Upon my fifth re-watching of the glorious Freaks and Geeks, I am finding myself discovering even more hidden wisdom in Judd Apatow’s masterpiece. First of all, who knew it takes place in a [fake] suburb of Detroit!? Also, it just gets more psychologically poignant and insightful with time. Of course, there are the usual sitcom plot holes (like how the hell does Lindsay know how to roll a joint automatically her first time smoking?!), but overall, F&G keeps coming through with the gems. And this time, the show was the catalyst to my renewed appreciation for the Grateful Dead.
In the show’s finale, Mr. Rosso, the kind, hippie high school guidance counselor, recommends the album “American Beauty” by the Grateful Dead to protagonist Lindsay Weir when she is in a funk (not an uncommon mood for a high school drama). He says it always helped him when he was stressed in college, and tells her to listen to it while she studies for finals. I faithfully followed his guidance.

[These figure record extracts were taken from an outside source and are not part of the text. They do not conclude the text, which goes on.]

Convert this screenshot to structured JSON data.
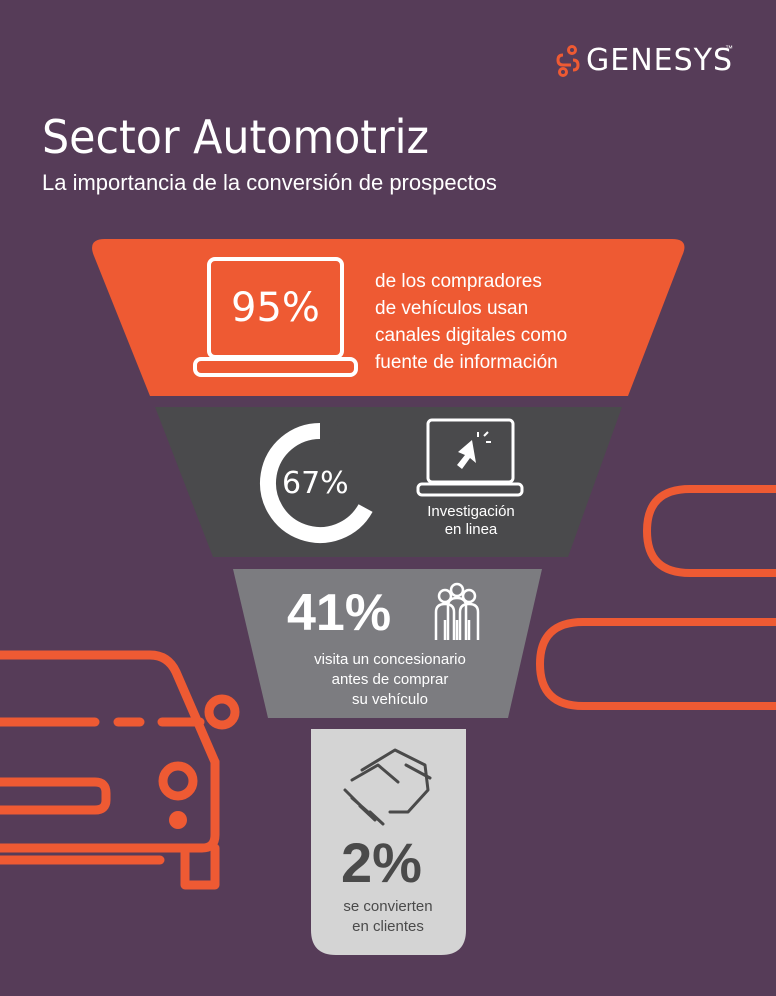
{
  "brand": {
    "name": "GENESYS",
    "trademark": "™",
    "logo_icon": "genesys-logo-icon"
  },
  "header": {
    "title": "Sector Automotriz",
    "subtitle": "La importancia de la conversión de prospectos"
  },
  "colors": {
    "background": "#563c58",
    "orange": "#ee5a33",
    "dark_gray": "#4a4a4c",
    "mid_gray": "#7c7c80",
    "light_gray": "#d4d4d4"
  },
  "funnel": {
    "tier1": {
      "stat": "95%",
      "description_lines": [
        "de los compradores",
        "de vehículos usan",
        "canales digitales como",
        "fuente de información"
      ],
      "icon": "laptop-icon"
    },
    "tier2": {
      "stat": "67%",
      "ring_fraction": 0.67,
      "label_lines": [
        "Investigación",
        "en linea"
      ],
      "icon": "laptop-cursor-icon"
    },
    "tier3": {
      "stat": "41%",
      "description_lines": [
        "visita un concesionario",
        "antes de comprar",
        "su vehículo"
      ],
      "icon": "people-icon"
    },
    "tier4": {
      "stat": "2%",
      "description_lines": [
        "se convierten",
        "en clientes"
      ],
      "icon": "handshake-icon"
    }
  },
  "decorations": {
    "car": "car-outline-icon",
    "pills": "pill-outline-shapes"
  }
}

I’ve been listening to “American Beauty” on repeat for the past few weeks, with only occasional short breaks for Top 40 pop hits. I’ve been getting nervous that I’ll get sick of the album after too many plays, but it really hasn’t happened yet. And I find myself feeling something new nearly every time. I find myself thinking about what about this music touches me so deeply, and I find a niggun. Like a niggun– a traditional melody a different, if similar, sort- “jams” tend to give you the freedom to situate yourself in the music however you may find yourself in it. It does not, on the whole, try to tell you what to feel, or compel you to be in any other state. It just sort of takes you on a journey, shows you other possibilities, but lets you be there as you are.
Because in their emphasis on music over lyrics- though the lyrics themselves are poetry in their own right- they somehow implicitly encourage sensory feeling, not overly cerebral, or at least not in a cumbersome, verbal way. Words can weigh me down. Words can lift me high.
And I try to meditate on the possible Jewish connection to what I’m feeling, how jam bands are an “essentially Jewish” thing- some click-bait thinkpiece. And intuitively I experience the Dead Jewish-ly, listening with my Jewish ears and my Jewish soul, longing along with the trailing harmonica. But the connection feels forced; after all, I so value being part of the “People of the Book,” a people who speaks, who argues, who interprets words. But there’s also the parts where we’re just about soul, where we give voice to the half-centimeter-wide, off-white, blank spaces between the Rashi and Tosfot commentaries. Where we let our words surrender to our melody.
The Grateful Dead gets it. Maybe this is the closest I’ve gotten to real prayer in a while. Maybe this is somewhere to start, somewhere to belong. The lyrics swim in the sound, floating, and you wade and bob. You are in it; the current carries you, but not too far away from where you started. Just a wave away.